Guard – Barry StewartSenior, 6'3", 170; 2009-10:  11.2 ppg, 2.2 apg 36 % 3pt.

Do not be deceived that MSU cannot score just because its leading scorer is averaging only 14 a game. The Bulldogs are as balanced as they come and while Varnado, Bost and leading scorer Ravern Johnson command most of the attention, Vanderbilt would do well to keep its eyes on this sharpshooter named Stewart. The court inside the three-point arc might as well be hot lava; nearly all of Stewart's shots happen from three. Whether it be in transition or on kick-outs from Varnado, if Stewart is left open he will fire away. At 36 %, he deserves the attention, but Stallings should also keep in mind that if you take Stewart's 1-7 night at Bama out of the equation, he is shooting 46 % in SEC play.

Guard – Ravern Johnson – Junior 6'7", 175; 2009-10:  14.0 ppg, 3.7 rpg, 43.4 % 3pt

Johnson, the Bulldogs'  leading scorer, has really started to flourish as a junior. While the highlight of the year for Johnson was a 29-point explosion against UCLA in the Wooden Classic, he has been consistent throughout the year for Miss. St. Johnson is deadly in the Bulldog's transition attack, as evidenced in his 50.5 % field goal percentage. Johnson is a slasher but he also possesses a 43 % shot from beyond the arc. Johnson has gone cold lately from downtown however; going 3 for 22 from that distance in the last four games. The key to defending Johnson is getting back in defensive transition. Make him score his points in the halfcourt game.

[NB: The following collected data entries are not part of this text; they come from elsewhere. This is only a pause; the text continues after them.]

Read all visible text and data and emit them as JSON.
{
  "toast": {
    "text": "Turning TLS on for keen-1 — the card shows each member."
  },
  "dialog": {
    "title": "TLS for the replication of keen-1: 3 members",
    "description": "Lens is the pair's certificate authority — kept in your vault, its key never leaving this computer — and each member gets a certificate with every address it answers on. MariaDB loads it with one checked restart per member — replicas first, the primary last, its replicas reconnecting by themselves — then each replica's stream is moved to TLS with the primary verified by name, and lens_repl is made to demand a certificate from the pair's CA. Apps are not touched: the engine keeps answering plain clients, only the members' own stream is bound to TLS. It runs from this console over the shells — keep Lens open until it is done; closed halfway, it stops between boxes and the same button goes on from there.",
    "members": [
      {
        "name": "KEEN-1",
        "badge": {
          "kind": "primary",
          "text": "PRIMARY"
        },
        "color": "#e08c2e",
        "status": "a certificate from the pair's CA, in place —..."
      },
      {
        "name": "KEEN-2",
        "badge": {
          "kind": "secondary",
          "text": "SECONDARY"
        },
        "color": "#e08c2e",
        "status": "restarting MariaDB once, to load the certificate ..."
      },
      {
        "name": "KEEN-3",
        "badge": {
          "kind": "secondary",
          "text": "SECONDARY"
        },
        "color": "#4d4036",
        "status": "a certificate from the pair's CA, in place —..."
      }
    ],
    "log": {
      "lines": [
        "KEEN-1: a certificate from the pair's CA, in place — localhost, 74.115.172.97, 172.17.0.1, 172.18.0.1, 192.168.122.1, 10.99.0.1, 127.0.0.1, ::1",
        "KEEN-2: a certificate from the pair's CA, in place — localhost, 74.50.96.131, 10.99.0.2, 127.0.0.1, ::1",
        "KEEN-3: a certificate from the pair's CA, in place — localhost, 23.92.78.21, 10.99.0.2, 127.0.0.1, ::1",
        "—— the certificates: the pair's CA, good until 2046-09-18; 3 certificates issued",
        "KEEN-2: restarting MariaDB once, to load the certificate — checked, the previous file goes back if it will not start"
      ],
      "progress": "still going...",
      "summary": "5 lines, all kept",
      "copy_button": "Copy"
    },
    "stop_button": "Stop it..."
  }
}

Though Stansbury's club is constantly looking to push the basketball up the court, it really rotates only eight players. Phil Turner (6'3" junior guard) continues the MSU theme of the long and athletic wing player, contributing six points and five rebounds, while playing 20 minutes a game. Romero Osby provides the frontcourt depth at 6'8" and 230 pounds, and he scores just under five points a game. It would have been interesting to see how the Bulldogs would look with Sidney in the rotation, as a starter no doubt, but I'm sure Stallings and crew won't complain.

  Keys to the Game

  1. Bring Vanardo out from the basket – Vanardo clearly owns the paint near the hoop he is defending. You don't get within striking distance of the NCAA career record for blocks without owning the key. When MSU is in a man defense, it will be important for whomever Vanardo is guarding to be the person setting the high back screens and ball screens seen regularly in the Commodore offense. This effectively means Vanardo is not guarding the block. The problem, then, is being aware of his presence coming from the weak side. When the Bulldogs go zone, it is imperative Vanderbilt get the ball to the high middle of the zone to bring Vanardo up toward the foul line and then open up the baseline to cutters.
  2. Defensive transition - Mississippi State clearly likes to push the basketball and when opponents fail to make getting back a priority, the Bulldogs make them pay with easy transition buckets. Teams with inferior athletes but sound principles, such as Rider and Richmond, have been able to defeat the Bulldogs by making it a goal to get back on defense when they shoot. Vanderbilt is even better than those teams fundamentally, and if the Dores make an effort to do this, they should be favored to handle MSU on Wednesday night in Nashville.